BELEDİYELER TOPU BİRBİRİNE ATTI
Kaçak çöp ve molozların da döküldüğü bölgedeki çocuklar, oyun alanlarının bulunmamasından dolayı da bu alanlarda zaman geçiriyor. Mahalleli, yetkililerden hem çevre kirliliğini ortadan kaldıracak önlemler hem de çocuklar için oyun alanlarının kurulmasını istedi.

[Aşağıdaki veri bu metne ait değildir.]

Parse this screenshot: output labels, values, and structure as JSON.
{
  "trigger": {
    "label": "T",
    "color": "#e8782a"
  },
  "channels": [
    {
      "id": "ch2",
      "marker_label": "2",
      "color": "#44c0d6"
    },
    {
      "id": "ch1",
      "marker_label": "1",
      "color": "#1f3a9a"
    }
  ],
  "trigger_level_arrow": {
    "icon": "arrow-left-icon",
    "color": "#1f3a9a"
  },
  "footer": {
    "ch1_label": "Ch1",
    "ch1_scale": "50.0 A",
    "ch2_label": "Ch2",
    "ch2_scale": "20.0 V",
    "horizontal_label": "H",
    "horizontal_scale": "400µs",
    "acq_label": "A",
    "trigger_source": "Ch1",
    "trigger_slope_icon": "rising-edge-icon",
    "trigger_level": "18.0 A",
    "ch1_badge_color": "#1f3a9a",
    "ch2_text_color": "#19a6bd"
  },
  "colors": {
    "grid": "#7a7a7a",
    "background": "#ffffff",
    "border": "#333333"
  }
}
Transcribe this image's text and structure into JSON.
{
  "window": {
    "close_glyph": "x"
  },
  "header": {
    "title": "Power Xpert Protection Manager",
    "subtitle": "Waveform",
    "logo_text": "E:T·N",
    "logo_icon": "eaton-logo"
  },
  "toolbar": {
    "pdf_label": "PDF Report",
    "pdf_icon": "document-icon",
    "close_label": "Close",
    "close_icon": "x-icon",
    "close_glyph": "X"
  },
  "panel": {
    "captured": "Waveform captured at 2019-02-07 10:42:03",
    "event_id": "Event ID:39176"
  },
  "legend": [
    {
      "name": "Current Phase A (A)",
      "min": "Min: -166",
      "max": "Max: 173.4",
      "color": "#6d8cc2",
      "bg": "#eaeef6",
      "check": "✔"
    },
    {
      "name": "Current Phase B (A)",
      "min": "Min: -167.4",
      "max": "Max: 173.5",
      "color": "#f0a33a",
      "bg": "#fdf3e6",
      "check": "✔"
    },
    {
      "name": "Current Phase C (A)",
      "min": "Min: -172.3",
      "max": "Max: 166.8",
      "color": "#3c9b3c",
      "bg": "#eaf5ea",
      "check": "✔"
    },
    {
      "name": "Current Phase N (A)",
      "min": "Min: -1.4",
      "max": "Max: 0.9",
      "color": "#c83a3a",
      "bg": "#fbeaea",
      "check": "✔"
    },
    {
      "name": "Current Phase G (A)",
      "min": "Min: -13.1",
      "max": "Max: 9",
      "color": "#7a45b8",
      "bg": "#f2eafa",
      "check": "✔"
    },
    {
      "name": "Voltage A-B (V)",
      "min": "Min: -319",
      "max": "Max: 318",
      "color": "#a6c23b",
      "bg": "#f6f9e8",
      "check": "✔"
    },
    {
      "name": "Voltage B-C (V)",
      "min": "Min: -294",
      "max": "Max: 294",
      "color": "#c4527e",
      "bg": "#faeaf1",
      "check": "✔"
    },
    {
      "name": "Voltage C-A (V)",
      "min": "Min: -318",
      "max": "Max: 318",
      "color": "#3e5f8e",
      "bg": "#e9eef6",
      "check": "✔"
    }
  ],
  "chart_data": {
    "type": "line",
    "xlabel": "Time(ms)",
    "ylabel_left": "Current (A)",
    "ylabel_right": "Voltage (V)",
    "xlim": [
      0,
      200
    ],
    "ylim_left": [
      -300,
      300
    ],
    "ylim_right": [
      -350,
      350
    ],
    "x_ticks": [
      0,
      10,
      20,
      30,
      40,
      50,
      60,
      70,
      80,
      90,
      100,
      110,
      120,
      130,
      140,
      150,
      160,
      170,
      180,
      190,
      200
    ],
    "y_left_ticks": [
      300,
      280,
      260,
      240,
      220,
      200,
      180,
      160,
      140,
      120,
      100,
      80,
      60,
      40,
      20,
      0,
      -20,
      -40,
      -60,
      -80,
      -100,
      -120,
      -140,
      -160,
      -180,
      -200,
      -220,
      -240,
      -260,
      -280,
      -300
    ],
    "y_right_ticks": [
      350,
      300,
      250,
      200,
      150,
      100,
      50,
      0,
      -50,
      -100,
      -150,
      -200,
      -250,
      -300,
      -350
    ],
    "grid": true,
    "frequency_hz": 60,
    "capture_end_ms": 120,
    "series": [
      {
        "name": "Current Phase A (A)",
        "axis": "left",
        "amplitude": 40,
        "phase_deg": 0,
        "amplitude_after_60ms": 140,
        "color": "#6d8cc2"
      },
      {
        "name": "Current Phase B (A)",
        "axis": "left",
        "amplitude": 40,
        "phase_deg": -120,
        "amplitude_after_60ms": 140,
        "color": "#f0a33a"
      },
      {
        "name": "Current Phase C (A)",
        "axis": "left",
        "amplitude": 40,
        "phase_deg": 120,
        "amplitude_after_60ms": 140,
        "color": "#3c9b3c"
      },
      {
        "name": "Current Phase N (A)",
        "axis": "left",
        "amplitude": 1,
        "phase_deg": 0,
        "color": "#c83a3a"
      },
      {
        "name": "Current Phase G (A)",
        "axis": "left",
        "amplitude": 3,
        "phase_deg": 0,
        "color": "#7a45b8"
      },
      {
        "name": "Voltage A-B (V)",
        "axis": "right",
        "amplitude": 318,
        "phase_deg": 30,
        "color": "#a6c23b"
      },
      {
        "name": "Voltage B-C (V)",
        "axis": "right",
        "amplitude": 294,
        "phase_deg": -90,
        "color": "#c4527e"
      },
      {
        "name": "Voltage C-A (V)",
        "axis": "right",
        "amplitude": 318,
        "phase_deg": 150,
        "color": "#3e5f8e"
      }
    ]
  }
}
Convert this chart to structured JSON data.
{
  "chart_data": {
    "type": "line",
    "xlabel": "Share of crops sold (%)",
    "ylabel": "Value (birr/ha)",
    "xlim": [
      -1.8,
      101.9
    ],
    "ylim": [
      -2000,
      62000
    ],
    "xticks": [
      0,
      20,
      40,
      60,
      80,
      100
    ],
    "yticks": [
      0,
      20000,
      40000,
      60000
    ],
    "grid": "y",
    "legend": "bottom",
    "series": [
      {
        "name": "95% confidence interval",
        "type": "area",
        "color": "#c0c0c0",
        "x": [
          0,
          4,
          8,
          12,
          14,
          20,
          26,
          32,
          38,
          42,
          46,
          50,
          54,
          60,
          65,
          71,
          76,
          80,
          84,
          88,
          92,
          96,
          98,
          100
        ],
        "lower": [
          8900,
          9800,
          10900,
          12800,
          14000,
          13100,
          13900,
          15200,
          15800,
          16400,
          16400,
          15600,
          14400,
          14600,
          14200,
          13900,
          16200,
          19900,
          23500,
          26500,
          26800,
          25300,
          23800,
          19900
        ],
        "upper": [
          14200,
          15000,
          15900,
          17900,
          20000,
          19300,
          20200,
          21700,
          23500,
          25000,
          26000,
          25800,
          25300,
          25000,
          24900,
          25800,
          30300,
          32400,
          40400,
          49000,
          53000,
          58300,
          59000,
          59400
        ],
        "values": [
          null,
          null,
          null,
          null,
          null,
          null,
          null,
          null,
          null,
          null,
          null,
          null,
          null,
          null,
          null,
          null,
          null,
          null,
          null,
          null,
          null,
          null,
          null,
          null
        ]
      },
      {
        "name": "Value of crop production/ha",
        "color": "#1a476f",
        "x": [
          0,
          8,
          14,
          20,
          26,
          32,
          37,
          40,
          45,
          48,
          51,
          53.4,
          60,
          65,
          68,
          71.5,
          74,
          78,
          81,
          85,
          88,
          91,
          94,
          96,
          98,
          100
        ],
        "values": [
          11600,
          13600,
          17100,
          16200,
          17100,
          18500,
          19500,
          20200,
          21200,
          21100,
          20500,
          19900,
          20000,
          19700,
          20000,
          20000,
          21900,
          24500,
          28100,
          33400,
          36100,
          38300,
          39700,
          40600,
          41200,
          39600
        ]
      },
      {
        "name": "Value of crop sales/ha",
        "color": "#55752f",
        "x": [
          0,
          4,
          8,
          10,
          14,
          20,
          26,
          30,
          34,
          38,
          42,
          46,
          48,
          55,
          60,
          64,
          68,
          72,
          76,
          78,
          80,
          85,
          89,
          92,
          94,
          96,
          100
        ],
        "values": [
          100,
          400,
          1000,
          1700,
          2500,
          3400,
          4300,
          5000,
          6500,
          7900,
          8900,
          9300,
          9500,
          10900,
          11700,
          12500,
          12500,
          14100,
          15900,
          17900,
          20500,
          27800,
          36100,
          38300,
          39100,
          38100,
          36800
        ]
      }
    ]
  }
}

Mahallede 2 buçuk yıldır yaşayan Mehmet Salih Bengi (41), sorunların çözümüne ilişkin birçok kez aradıkları büyükşehir ve Akdeniz belediyesinin topu birbirine attığını söyledi. Yaşadıkları bölgede hem çöp hem de plastik yakımı sorunu olduğunu dile getiren Bengi, belediyelerin herhangi bir önlem almamasına tepki gösterdi. Yakılan plastiklerin çevreye yaydığı kimyasal maddelerin evlerinin içerisine kadar geldiğini belirten Bengi, bunun da sağlıklarını tehlikeye attığının altını çizdi. Yetkililerin denetim yapmamasından kaynaklı çevreyi kirletenlerle sık sık gerginlik yaşadıklarını aktaran Bengi, “Mahallede yoğunlukta Kürtler yaşıyor. Kürt olduğumuzdan kaynaklı mı önlemler alınmıyor?” diye sordu.
ÜRETİM GECE YAPILIYOR
Mahallede 3 yıldır yaşayan Numan Salman da, bölgedeki çevre kirliliğine dikkati çekerek, “15 günlük bir çocuğum var. Sağlığından korktuğumuz için pencereleri açamıyoruz. Çocuğumun hava alması için gün içerisinde mecbur daha uzaklarda bulunan akrabalarımıza gönderiyoruz” dedi. Çevrelerinde plastik üretimi yapan işletmelerin olduğunu dile getiren Salman, özellikle üretimin gece saatlerinde yapıldığını ve bundan kaynaklı da pencerelerini açamadıklarını vurguladı.
ZEHİR SAÇILIYOR
Yetkililer tarafından ötekileştirildiklerini ifade eden Salman, şöyle dedi: “Kentin elit bölgelerinde acaba böyle bir sorun var mı? Burası zehir kokuyor. Biz Kürdüz, Aleviyiz ve yoksul olduğumuz için ötekileştiriyoruz. İllaki bu sorunların çözülmesi için Türk mü olacağız ya da elit yerde mi yaşamamız lazım. Biz insan değil miyiz? Neden buraya konut yapımına izin verdiniz? Ya bizim evlerimizi ya da işletmeleri yıkın. Çocuklarımızda kalıcı hastalıklar oluşacak. Çocuklarımızın ve bizim sağlımızda oluşacak olumsuz bir durumdan yetkililer sorumlu olacaktır. Nasıl bir vicdana sahipsiniz?”